The analysts “have questions on the path forward in SMA” and cut their probability of success from 45% to 10%. That setback was softened somewhat by the data behind Biohaven’s pivot to weight loss. The analysts said they are encouraged by “observations of improved body composition” and see the obesity program as an interesting approach to potentially differentiate from current treatments.
Biohaven tracked a significant reduction in the change in total body fat mass in the taldefgrobep cohort compared to the control group. That improvement was accompanied by numerically larger increases in lean muscle mass and bone density on the study drug.
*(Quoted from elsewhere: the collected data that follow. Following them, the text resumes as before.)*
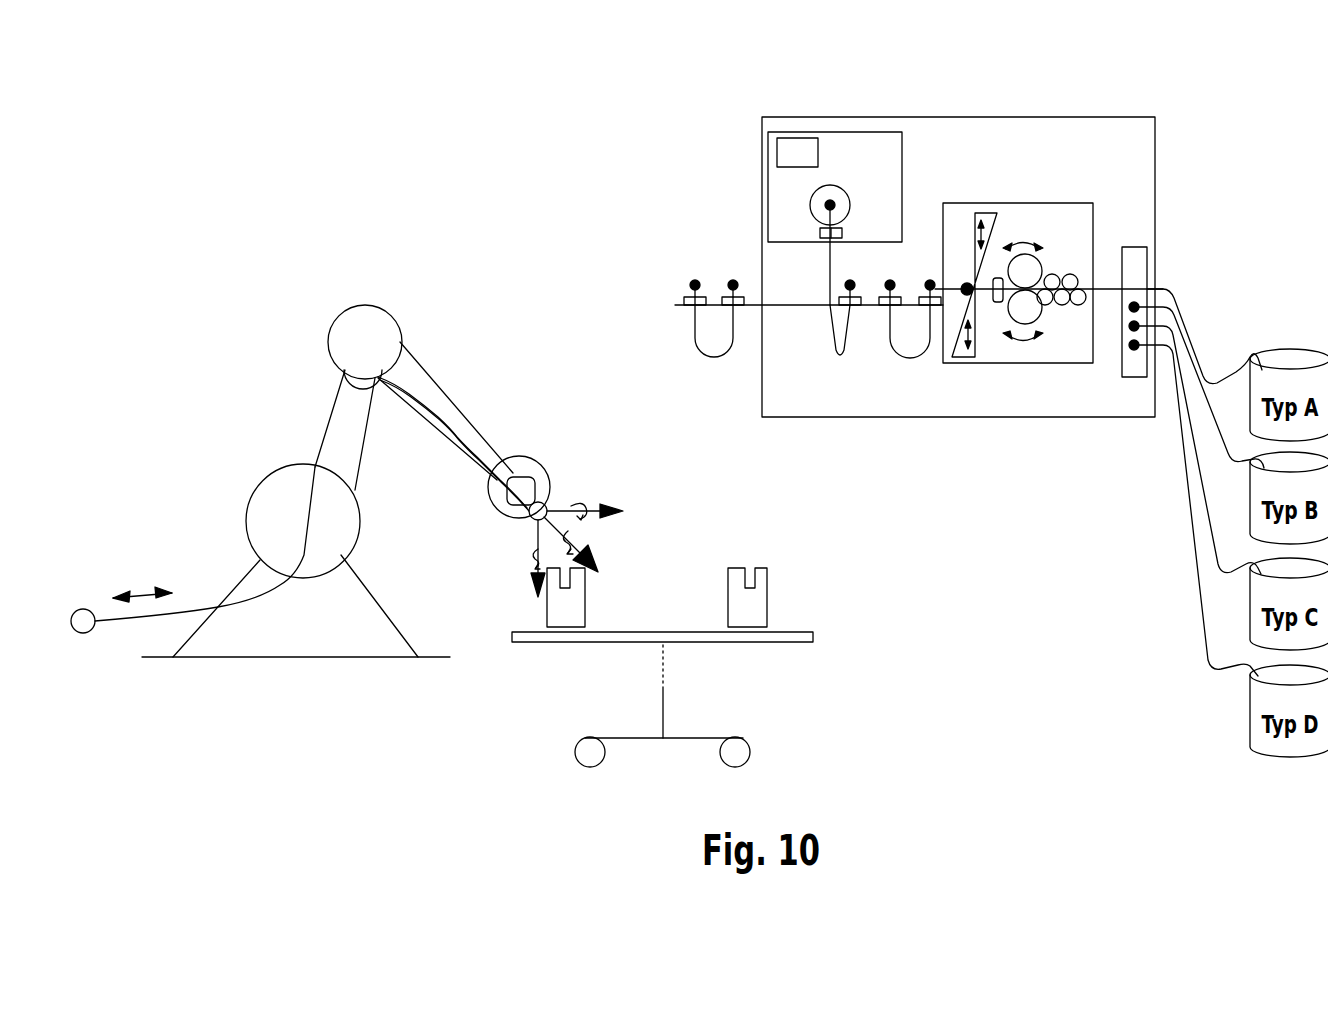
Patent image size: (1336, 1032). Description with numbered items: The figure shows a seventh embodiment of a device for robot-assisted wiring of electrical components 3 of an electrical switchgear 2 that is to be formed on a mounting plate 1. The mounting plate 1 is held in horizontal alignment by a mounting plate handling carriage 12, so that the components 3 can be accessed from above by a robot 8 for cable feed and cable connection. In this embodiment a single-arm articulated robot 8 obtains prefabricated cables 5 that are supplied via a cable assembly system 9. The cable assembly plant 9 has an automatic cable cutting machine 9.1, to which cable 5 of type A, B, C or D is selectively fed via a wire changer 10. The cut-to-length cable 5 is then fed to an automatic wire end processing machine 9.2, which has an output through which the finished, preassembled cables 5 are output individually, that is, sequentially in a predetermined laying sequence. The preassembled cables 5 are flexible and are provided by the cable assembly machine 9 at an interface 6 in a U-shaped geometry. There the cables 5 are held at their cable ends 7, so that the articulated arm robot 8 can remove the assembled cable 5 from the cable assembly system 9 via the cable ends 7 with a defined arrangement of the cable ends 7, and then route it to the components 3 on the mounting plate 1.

The mounting plate 1 is at (789, 634).
The electrical switchgear 2 is at (675, 546).
The electrical components 3 is at (557, 594).
The cable 5 is at (424, 397).
The interface 6 is at (668, 211).
The cable ends 7 is at (75, 626).
The single-arm articulated robot 8 is at (357, 330).
The cable assembly system 9 is at (1147, 184).
The automatic cable cutting machine 9.1 is at (1014, 210).
The automatic wire end processing machine 9.2 is at (829, 137).
The wire changer 10 is at (1127, 254).
The mounting plate handling carriage 12 is at (655, 699).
The results provide evidence that taldefgrobep can help counter a limitation of GLP-1 receptor agonists. Patients taking GLP-1 drugs such as Novo Nordisk’s Wegovy and Eli Lilly’s Zepbound lose weight but the loss is driven by reductions in both muscle and fat. Muscle loss is undesirable, especially in older people.
Biohaven is preparing to study the ability of taldefgrobep on the loss of muscle and fat when used with a GLP-1 drug. The trial will also assess how taking the study drug as a monotherapy after the cessation of GLP-1 therapy influences weight regain. Scholar Rock is running a phase 2 trial of its drug candidate in obesity. Roche has a rival myostatin agent and Lilly picked up an activin inhibitor in its Versanis buyout.
Biohaven’s stock fell almost 7% to $42.60 in early trading Monday but had regained its losses by 10 am ET.